How To Make This Stuffed Eggplant
Preheat the oven to 350 degrees F. Wash the eggplant and slice into half, long ways.
Line baking trays with parchment paper. Sprinkle with salt and set aside for 5-10 minutes.
Drizzle with olive oil and add the eggplants to the tray and bake for 20- 30 minutes or until the soft.
Slice chicken into bite size pieces. Add oil to a sauce pan and cook until no longer pink.
Add the onions and peppers. Saute for a few minutes or until the onion is soft. Add the tomato puree and spices, plus the fresh oregano. Stir well.
Add water (or chicken broth). Let it simmer on low heat until the water (or broth) boils and you get a homogeneous mixture. Stir well.
Stuff the chicken mixture in the eggplant. Sprinkle with mozzarella and fresh parsley.
You can easily make this recipe vegetarian by leaving out the chicken. Also, you can easily substitute ground beef, turkey or sausage for the chicken as well.
Dairy free?
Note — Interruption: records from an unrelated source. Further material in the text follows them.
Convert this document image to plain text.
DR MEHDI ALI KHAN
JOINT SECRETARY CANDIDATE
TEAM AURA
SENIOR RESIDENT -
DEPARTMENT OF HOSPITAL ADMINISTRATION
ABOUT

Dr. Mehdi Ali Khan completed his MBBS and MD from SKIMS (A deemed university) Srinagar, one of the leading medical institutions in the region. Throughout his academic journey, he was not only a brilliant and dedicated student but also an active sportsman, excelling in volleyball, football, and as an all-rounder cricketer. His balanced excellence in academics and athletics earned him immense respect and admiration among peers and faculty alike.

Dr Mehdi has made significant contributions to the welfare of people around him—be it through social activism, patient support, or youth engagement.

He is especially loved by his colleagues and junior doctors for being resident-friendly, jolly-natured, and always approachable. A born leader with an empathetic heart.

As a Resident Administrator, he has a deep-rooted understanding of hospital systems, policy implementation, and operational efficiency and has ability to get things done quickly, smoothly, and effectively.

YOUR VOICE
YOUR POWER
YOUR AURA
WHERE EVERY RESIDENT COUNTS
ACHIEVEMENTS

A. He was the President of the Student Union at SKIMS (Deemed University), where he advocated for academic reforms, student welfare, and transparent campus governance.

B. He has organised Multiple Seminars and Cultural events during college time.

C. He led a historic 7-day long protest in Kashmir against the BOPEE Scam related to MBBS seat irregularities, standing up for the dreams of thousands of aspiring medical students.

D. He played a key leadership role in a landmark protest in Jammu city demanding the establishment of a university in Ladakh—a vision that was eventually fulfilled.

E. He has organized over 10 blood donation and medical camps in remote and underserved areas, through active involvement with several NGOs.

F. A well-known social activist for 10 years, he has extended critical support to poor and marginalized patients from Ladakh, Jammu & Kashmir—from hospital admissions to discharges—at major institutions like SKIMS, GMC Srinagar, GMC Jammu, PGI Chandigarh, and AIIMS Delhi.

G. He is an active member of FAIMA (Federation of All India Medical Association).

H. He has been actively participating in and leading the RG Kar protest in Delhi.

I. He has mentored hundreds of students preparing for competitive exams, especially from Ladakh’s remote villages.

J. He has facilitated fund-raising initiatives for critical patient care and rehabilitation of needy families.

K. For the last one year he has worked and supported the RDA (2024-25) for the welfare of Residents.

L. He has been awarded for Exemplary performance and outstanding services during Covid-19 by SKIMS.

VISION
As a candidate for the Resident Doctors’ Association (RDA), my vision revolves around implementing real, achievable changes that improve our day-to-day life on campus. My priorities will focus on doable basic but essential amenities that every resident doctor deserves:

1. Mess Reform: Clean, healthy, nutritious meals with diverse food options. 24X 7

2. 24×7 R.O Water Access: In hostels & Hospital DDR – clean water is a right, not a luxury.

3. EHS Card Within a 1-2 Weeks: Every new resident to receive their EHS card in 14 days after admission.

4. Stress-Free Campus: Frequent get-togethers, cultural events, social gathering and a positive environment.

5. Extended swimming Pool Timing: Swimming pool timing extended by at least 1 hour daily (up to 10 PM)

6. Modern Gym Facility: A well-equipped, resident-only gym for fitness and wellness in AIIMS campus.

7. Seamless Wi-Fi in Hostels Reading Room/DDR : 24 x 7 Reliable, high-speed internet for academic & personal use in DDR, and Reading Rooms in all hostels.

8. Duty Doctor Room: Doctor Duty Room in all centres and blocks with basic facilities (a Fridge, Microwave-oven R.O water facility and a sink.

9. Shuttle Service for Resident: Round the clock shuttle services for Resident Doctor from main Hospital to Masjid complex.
No problem! Easily omit the cheese and this will be just as tasty.
If you are looking to save even more time, you can buy pre-cooked chicken at the grocery store to save a step.
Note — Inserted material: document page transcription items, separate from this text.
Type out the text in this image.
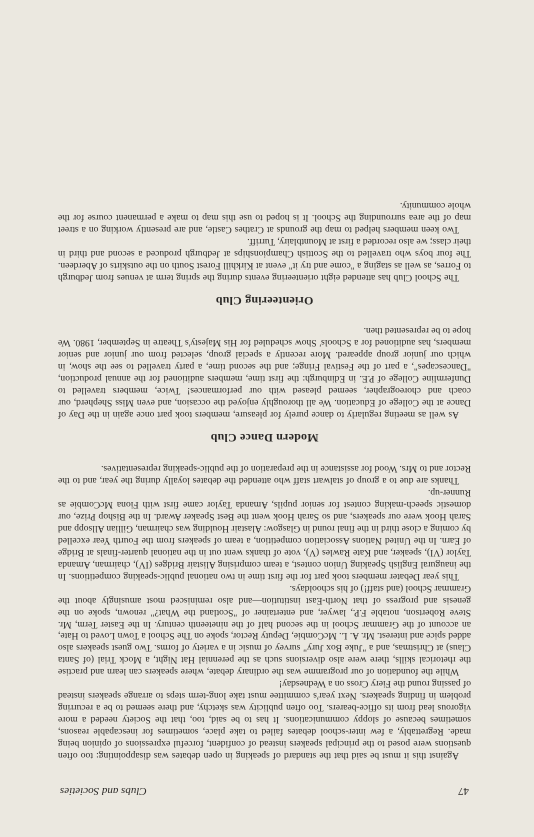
47
Clubs and Societies

Against this it must be said that the standard of speaking in open debates was disappointing: too often questions were posed to the principal speakers instead of confident, forceful expressions of opinion being made. Regrettably, a few inter-school debates failed to take place, sometimes for inescapable reasons, sometimes because of sloppy communications. It has to be said, too, that the Society needed a more vigorous lead from its office-bearers. Too often publicity was sketchy, and there seemed to be a recurring problem in finding speakers. Next year's committee must take long-term steps to arrange speakers instead of passing round the Fiery Cross on a Wednesday!

While the foundation of our programme was the ordinary debate, where speakers can learn and practise the rhetorical skills, there were also diversions such as the perennial Hat Night, a Mock Trial (of Santa Claus) at Christmas, and a "Juke Box Jury" survey of music in a variety of forms. Two guest speakers also added spice and interest. Mr. A. L. McCombie, Deputy Rector, spoke on The School a Town Loved to Hate, an account of the Grammar School in the second half of the nineteenth century. In the Easter Term, Mr. Steve Robertson, notable F.P., lawyer, and entertainer of "Scotland the What?" renown, spoke on the genesis and progress of that North-East institution—and also reminisced most amusingly about the Grammar School (and staff!) of his schooldays.

This year Debater members took part for the first time in two national public-speaking competitions. In the inaugural English Speaking Union contest, a team comprising Alistair Bridges (IV), chairman, Amanda Taylor (VI), speaker, and Kate Rawles (V), vote of thanks went out in the national quarter-finals at Bridge of Earn. In the United Nations Association competition, a team of speakers from the Fourth Year excelled by coming a close third in the final round in Glasgow: Alastair Houlding was chairman, Gillian Allsopp and Sarah Hook were our speakers, and so Sarah Hook went the Best Speaker Award. In the Bishop Prize, our domestic speech-making contest for senior pupils, Amanda Taylor came first with Fiona McCombie as Runner-up.

Thanks are due to a group of stalwart staff who attended the debates loyally during the year, and to the Rector and to Mrs. Wood for assistance in the preparation of the public-speaking representatives.

Modern Dance Club

As well as meeting regularly to dance purely for pleasure, members took part once again in the Day of Dance at the College of Education. We all thoroughly enjoyed the occasion, and even Miss Shepherd, our coach and choreographer, seemed pleased with our performances! Twice, members travelled to Dunfermline College of P.E. in Edinburgh: the first time, members auditioned for the annual production, "Dancescapes", a part of the Festival Fringe; and the second time, a party travelled to see the show, in which our junior group appeared. More recently a special group, selected from our junior and senior members, has auditioned for a Schools' Show scheduled for His Majesty's Theatre in September, 1980. We hope to be represented then.

Orienteering Club

The School Club has attended eight orienteering events during the spring term at venues from Jedburgh to Forres, as well as staging a "come and try it" event at Kirkhill Forest South on the outskirts of Aberdeen. The four boys who travelled to the Scottish Championships at Jedburgh produced a second and third in their class; we also recorded a first at Mountblairy, Turriff.

Two keen members helped to map the grounds at Crathes Castle, and are presently working on a street map of the area surrounding the School. It is hoped to use this map to make a permanent course for the whole community.
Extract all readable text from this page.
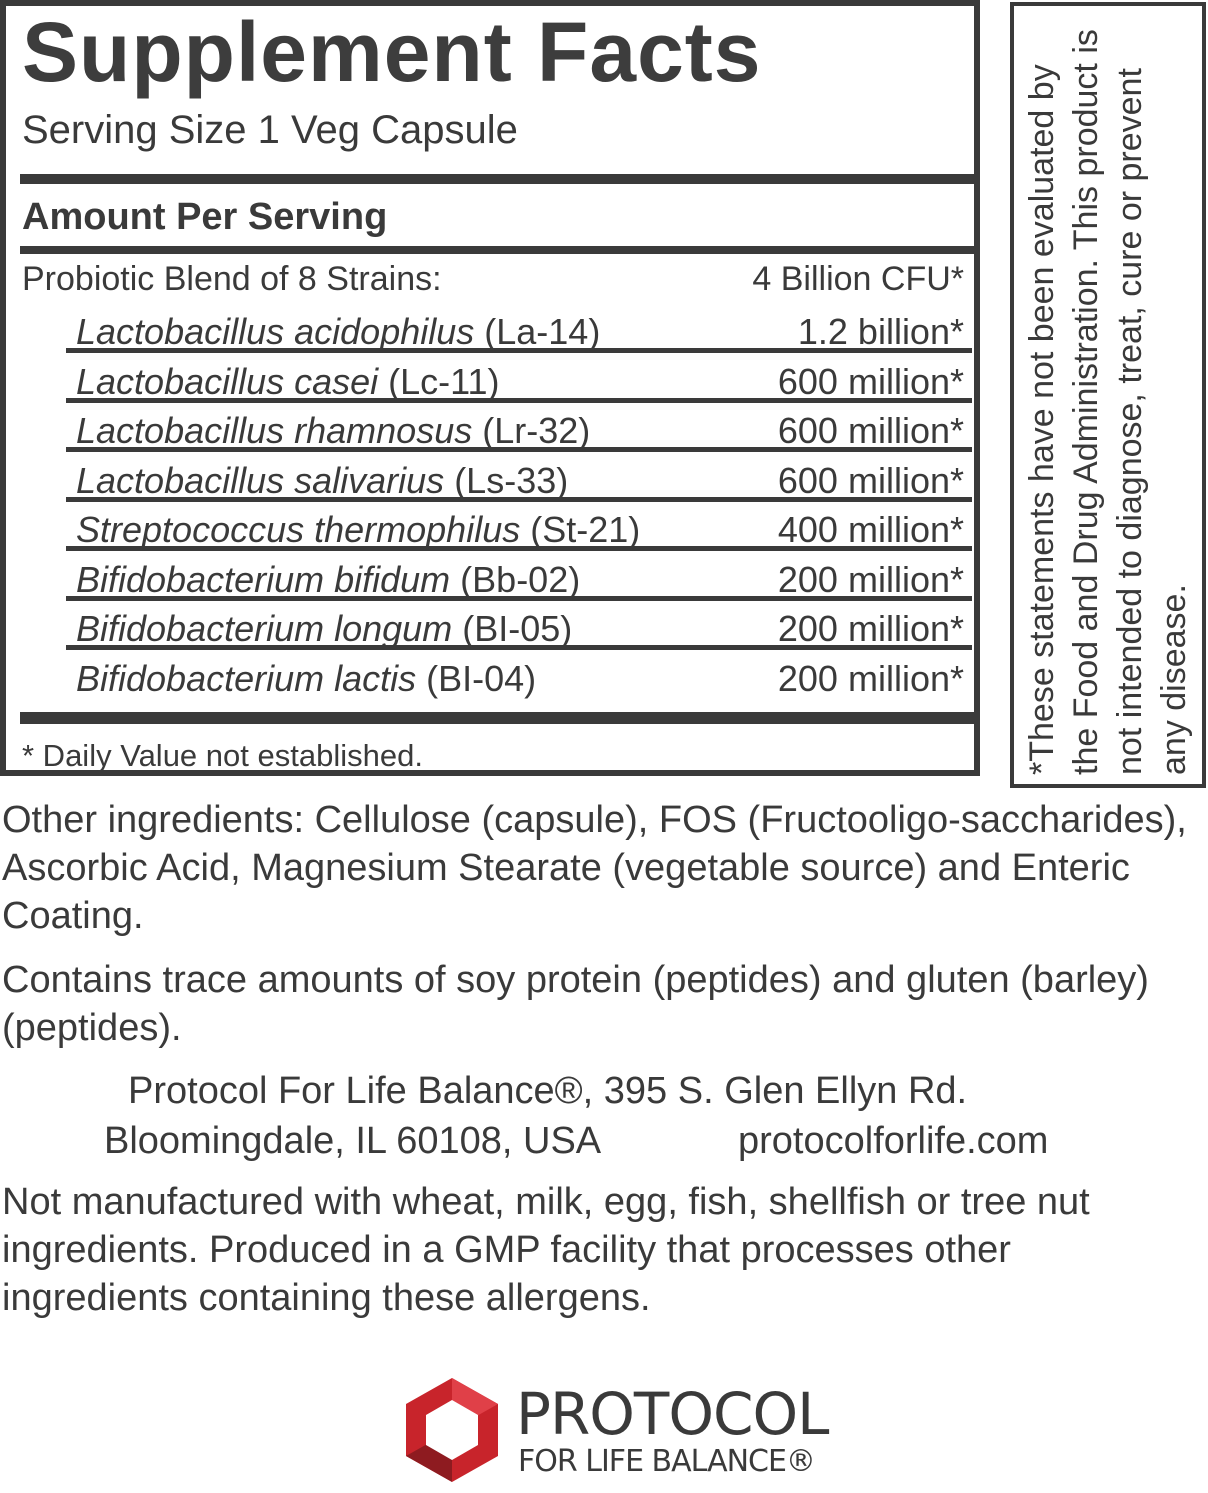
Supplement Facts
Serving Size 1 Veg Capsule
Amount Per Serving
Probiotic Blend of 8 Strains:	4 Billion CFU*
Lactobacillus acidophilus (La-14)	1.2 billion*
Lactobacillus casei (Lc-11)	600 million*
Lactobacillus rhamnosus (Lr-32)	600 million*
Lactobacillus salivarius (Ls-33)	600 million*
Streptococcus thermophilus (St-21)	400 million*
Bifidobacterium bifidum (Bb-02)	200 million*
Bifidobacterium longum (BI-05)	200 million*
Bifidobacterium lactis (BI-04)	200 million*
* Daily Value not established.	*These statements have not been evaluated by the Food and Drug Administration. This product is not intended to diagnose, treat, cure or prevent any disease.
Other ingredients: Cellulose (capsule), FOS (Fructooligo-saccharides), Ascorbic Acid, Magnesium Stearate (vegetable source) and Enteric Coating.
Contains trace amounts of soy protein (peptides) and gluten (barley) (peptides).
Protocol For Life Balance®, 395 S. Glen Ellyn Rd.
Bloomingdale, IL 60108, USA	protocolforlife.com
Not manufactured with wheat, milk, egg, fish, shellfish or tree nut ingredients. Produced in a GMP facility that processes other ingredients containing these allergens.
PROTOCOL
FOR LIFE BALANCE®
Feta cheese will also be delicious in this recipe if you don't like Mozzarella. This recipe is customizable, so go ahead and get creative.
Eggplant Parmesan from Lauren Kelly Nutrition
Easy Stuffed Zucchini Boats from Spend with Pennies
Quinoa Spinach Stuffed Mushrooms from Lauren Kelly Nutrition
Stuffed Peppers from Once Upon A Chef
- 4 eggplants medium size
- 1 pound chicken breast
- 1 yellow onion medium
- 1 red pepper small
- 1 tablespoon tomato paste
- ¼ cup extra virgin olive oil
- ½ cup water or chicken broth
- ½ cup mozzarella cheese shredded
- ½ tablespoon dried oregano
- ½ tablespoon rosemary
- ½ tablespoon garlic powder
- salt and pepper to taste
- chopped parsley for garnish, optional
- Preheat the oven to 350 F.
- Wash the eggplant and slice into half, long ways.
- Line baking trays with parchment paper. Sprinkle with salt and set aside for 5-10 minutes.
- Drizzle with olive oil and add the eggplants to the tray and bake for 20- 30 minutes or until the soft.
- While eggplants are cooking, slice chicken into bite size pieces.
- Put olive oil in the pan and cook until no longer pink and cooked through.
- Add the onions and peppers. Saute for a few minutes or until the onion is soft.
- Add the tomato puree and spices, plus the fresh oregano. Stir well. Pour in ½ cup water or chicken broth.
- Let it simmer on low heat until the water (or broth) boils and you get a homogeneous mixture. Stir well.
- Stuff the chicken mixture in the eggplant. Sprinkle with mozzarella and fresh parsley.